Der Entwässerungskanal im dänischen Roskilde ist wahrscheinlich der einzige weltweit der als cool bezeichnet wird. Zugegeben, es gibt nicht viel Konkurrenz, aber die Nutzung der Anlage als Skatepark in trockenen Zeiten ist durchaus raffiniert.

Roskilde pflegt ein jugendliches Image. Seit 1971 findet in der Nähe der dänischen Hafenstadt das Roskilde-Festival statt. Das viertägige Musikfestival hat sich über die Jahre hinweg zu einem der bedeutendsten Europas entwickelt. In diesem Zeitraum hat in der Region nicht nur das Besucheraufkommen sondern auch der Regen zugenommen, der regelmäßig die Straßen und Häuser der Stadt flutete. Das Wasseramt der Stadt schrieb also ein Drainageprojekt aus.

Gefragt war ein System, das Regen und Abwasser voneinander fernhält. Konventionelle Lösungen wären Untergrundrohre oder ein betonierter Wasserkanal gewesen, die Stadtverwaltung entschied sich allerdings für den Vorschlag der dänischen Architekten Nordarch. Das Büro hatte in der Vergangenheit bereits mehrere Skateparks geplant, und das Projekt im Rabalder Park in Roskilde sollte Wasser bei Regen und Skater bei Trockenheit versammeln. Eine Teil öffentlicher Infrastruktur mit üblicherweise unschönem Anblick wurde in eine Freizeitanlage verwandelt. Das Design des Drainage-Skateparks wurde mit dem renommierten Index-Design-Preis ausgezeichnet.

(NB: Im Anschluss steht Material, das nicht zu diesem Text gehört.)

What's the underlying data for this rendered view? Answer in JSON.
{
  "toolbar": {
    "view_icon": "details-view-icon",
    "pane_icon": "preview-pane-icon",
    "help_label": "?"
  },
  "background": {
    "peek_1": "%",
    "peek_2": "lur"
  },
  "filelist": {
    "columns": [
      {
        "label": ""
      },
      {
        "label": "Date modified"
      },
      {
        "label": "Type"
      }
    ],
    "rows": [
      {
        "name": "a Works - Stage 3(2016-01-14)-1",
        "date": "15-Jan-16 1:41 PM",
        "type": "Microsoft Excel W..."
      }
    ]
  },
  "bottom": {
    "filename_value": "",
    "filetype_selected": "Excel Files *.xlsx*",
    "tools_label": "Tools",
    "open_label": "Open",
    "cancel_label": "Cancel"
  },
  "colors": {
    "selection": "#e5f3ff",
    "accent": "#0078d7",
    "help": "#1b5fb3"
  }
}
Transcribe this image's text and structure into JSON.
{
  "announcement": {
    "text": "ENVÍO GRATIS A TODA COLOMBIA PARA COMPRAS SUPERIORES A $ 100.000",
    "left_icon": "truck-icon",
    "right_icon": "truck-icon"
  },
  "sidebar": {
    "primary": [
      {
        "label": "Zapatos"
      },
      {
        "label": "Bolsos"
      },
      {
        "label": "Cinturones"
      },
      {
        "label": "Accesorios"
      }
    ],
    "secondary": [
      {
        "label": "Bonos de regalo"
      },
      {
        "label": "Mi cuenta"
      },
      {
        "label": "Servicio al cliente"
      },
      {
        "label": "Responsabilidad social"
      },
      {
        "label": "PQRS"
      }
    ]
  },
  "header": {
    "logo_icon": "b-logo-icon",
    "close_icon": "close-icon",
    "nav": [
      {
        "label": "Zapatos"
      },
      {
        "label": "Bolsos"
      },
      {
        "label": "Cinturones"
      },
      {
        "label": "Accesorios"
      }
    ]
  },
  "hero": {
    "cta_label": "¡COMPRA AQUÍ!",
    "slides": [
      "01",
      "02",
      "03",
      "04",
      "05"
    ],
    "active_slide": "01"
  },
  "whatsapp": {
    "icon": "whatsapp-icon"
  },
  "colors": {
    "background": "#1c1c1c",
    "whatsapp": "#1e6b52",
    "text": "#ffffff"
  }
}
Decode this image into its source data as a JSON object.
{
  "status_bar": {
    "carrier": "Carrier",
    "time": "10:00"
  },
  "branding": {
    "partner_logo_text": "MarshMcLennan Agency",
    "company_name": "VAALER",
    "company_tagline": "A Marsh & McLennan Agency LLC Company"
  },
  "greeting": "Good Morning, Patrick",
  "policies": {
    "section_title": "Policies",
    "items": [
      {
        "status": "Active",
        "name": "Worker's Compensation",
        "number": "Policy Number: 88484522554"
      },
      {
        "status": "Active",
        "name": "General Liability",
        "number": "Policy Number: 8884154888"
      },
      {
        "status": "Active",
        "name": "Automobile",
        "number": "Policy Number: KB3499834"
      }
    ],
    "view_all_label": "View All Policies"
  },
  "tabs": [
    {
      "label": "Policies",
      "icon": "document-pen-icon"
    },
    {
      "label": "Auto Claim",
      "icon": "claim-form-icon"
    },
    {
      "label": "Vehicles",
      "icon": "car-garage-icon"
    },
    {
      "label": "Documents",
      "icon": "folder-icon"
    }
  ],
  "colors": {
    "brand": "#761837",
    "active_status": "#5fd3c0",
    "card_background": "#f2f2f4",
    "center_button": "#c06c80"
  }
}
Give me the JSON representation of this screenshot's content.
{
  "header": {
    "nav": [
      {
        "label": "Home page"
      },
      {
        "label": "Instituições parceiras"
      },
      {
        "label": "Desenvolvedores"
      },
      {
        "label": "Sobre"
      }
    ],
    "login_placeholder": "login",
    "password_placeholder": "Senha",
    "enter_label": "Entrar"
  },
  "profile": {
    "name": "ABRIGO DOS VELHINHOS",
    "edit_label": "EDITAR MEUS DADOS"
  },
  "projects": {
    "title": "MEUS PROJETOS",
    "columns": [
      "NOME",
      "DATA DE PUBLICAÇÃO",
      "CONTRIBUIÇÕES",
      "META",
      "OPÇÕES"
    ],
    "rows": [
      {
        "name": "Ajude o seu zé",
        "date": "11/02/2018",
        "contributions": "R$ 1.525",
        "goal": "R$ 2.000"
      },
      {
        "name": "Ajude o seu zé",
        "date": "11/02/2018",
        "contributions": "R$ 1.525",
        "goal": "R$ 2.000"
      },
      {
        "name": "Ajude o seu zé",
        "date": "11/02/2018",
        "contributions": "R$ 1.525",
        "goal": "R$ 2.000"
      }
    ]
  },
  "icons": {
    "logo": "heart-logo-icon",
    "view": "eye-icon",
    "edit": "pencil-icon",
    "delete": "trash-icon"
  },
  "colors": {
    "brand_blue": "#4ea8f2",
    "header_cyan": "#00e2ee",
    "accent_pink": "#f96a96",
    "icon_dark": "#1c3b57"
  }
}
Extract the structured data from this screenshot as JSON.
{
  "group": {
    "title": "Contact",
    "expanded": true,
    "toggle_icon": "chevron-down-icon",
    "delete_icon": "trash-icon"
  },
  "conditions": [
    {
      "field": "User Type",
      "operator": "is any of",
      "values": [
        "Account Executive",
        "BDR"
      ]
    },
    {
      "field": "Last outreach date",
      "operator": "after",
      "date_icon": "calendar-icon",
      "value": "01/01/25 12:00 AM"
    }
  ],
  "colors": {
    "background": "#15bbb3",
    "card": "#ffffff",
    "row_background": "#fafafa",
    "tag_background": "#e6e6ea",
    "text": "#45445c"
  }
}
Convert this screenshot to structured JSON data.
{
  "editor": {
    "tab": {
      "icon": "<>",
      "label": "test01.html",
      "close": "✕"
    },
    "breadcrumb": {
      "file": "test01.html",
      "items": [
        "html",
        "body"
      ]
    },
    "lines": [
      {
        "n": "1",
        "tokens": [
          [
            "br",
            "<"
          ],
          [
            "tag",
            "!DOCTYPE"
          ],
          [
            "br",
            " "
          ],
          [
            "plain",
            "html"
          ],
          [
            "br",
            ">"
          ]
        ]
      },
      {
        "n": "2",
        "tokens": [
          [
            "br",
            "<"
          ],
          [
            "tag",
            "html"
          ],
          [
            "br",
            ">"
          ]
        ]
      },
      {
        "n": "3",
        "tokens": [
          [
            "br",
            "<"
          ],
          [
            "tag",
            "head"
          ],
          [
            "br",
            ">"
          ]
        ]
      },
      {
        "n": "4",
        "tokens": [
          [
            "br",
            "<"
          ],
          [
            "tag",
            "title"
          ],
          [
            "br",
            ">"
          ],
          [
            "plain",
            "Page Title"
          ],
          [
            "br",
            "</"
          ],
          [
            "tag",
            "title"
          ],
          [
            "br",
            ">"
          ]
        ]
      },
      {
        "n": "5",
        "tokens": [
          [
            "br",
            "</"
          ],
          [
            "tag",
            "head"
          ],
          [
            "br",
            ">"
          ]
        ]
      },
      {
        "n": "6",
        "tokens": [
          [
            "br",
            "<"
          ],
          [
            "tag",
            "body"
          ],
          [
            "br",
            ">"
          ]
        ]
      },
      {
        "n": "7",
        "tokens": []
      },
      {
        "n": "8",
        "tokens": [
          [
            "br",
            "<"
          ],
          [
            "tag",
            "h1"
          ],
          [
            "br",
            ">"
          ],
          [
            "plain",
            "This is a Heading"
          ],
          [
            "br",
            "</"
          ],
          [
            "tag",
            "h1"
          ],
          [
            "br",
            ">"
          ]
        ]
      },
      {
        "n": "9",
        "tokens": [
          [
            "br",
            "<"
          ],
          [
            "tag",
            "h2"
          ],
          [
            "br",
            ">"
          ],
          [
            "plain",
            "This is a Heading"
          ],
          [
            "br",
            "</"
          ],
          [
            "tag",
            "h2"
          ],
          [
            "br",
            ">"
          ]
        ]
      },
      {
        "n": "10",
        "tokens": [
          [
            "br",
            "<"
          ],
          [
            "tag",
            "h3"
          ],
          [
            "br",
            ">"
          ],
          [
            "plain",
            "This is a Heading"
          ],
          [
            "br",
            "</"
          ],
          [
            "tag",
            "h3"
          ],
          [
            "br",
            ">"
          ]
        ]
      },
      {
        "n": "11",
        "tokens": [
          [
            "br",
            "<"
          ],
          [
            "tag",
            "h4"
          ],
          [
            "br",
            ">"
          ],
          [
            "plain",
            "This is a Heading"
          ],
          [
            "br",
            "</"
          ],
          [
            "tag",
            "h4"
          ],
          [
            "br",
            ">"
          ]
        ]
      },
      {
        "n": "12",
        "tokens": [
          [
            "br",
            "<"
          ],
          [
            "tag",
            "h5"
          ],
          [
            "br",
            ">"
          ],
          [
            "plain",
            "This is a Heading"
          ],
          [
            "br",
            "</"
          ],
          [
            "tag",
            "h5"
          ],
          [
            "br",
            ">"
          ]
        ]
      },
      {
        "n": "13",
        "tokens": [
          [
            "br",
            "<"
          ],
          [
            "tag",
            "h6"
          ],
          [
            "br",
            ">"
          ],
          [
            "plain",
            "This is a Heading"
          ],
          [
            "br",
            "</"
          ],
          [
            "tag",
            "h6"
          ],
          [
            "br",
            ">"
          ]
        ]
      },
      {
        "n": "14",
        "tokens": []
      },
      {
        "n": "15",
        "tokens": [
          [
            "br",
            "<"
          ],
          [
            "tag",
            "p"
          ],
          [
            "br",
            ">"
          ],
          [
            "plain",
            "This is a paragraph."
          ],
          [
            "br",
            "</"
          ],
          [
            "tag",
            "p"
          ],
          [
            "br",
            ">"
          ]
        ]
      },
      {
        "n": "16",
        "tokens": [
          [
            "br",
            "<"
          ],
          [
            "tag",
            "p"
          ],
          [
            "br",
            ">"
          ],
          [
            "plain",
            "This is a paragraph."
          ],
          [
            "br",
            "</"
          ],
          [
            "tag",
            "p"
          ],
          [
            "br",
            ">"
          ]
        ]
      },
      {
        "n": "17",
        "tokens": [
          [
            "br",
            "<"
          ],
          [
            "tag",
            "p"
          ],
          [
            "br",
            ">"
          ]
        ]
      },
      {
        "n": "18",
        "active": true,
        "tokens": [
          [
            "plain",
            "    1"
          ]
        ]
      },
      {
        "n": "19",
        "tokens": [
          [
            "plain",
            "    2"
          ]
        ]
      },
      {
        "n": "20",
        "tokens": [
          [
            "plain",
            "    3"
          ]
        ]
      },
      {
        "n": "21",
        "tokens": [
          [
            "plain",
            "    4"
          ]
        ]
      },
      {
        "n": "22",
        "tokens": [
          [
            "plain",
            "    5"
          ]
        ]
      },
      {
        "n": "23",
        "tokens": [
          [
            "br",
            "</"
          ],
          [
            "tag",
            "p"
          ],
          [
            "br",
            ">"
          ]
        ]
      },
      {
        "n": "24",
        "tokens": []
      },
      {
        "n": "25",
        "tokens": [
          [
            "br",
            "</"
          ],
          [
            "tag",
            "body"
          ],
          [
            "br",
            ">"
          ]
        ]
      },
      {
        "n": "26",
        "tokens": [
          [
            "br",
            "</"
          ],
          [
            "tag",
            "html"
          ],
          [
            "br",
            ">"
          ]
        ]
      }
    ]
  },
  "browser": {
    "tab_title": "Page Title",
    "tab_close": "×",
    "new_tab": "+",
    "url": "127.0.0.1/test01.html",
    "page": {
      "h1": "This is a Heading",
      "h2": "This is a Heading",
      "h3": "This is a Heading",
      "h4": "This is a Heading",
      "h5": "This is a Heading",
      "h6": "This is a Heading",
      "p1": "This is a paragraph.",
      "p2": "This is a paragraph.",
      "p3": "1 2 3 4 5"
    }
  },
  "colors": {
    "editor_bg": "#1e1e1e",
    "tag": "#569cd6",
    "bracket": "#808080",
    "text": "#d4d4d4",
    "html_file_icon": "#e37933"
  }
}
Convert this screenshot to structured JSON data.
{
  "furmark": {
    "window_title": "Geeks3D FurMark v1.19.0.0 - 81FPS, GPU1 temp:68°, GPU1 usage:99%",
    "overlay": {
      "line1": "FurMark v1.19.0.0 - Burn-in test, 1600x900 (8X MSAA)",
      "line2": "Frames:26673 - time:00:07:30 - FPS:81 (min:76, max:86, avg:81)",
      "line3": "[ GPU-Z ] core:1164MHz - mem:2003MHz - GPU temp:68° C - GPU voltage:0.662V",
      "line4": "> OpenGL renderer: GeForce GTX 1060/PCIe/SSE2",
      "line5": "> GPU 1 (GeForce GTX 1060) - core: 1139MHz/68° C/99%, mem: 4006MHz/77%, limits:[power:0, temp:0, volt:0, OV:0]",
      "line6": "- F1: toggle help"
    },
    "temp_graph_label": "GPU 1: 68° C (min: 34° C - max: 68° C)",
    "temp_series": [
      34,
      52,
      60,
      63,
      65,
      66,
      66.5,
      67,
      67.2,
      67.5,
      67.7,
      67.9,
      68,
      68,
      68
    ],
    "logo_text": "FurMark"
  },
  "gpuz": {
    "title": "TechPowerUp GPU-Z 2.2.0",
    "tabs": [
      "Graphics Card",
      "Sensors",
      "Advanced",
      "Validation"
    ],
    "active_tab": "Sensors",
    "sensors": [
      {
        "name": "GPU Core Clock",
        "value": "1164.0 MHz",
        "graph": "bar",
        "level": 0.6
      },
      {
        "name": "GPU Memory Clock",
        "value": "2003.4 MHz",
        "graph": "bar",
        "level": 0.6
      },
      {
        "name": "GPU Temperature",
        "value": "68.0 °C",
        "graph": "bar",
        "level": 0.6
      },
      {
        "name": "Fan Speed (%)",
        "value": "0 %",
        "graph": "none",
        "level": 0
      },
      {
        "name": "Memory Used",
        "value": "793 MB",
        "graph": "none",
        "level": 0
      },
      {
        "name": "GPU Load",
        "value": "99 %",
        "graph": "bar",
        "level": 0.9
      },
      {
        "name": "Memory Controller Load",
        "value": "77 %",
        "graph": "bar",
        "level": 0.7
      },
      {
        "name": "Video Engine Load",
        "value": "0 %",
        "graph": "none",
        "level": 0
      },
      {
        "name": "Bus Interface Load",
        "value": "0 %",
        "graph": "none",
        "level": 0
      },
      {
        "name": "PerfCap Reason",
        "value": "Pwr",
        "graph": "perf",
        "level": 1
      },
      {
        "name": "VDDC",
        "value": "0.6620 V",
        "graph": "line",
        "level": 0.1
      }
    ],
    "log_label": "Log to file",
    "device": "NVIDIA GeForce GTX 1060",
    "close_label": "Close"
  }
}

Die Funktionalität des Drainagesystem stand bei dem Projekt im Vordergrund. Für den Nordarch-Gründer Søren Nordal Enevoldsen, selbst begeisterter Skater, war es jedoch ebenso wichtig, einen für Skater reizvollen Parcours zu entwerfen, wie er in diesem Video erklärt. Mehr Hindernisse und Profiländerungen würden den Sportlern zu Gute kommen, aber der erforderliche Wasserlauf wäre damit nicht mehr gegeben. Schlussendlich hatte doch der Hochwasserschutz Vorrang.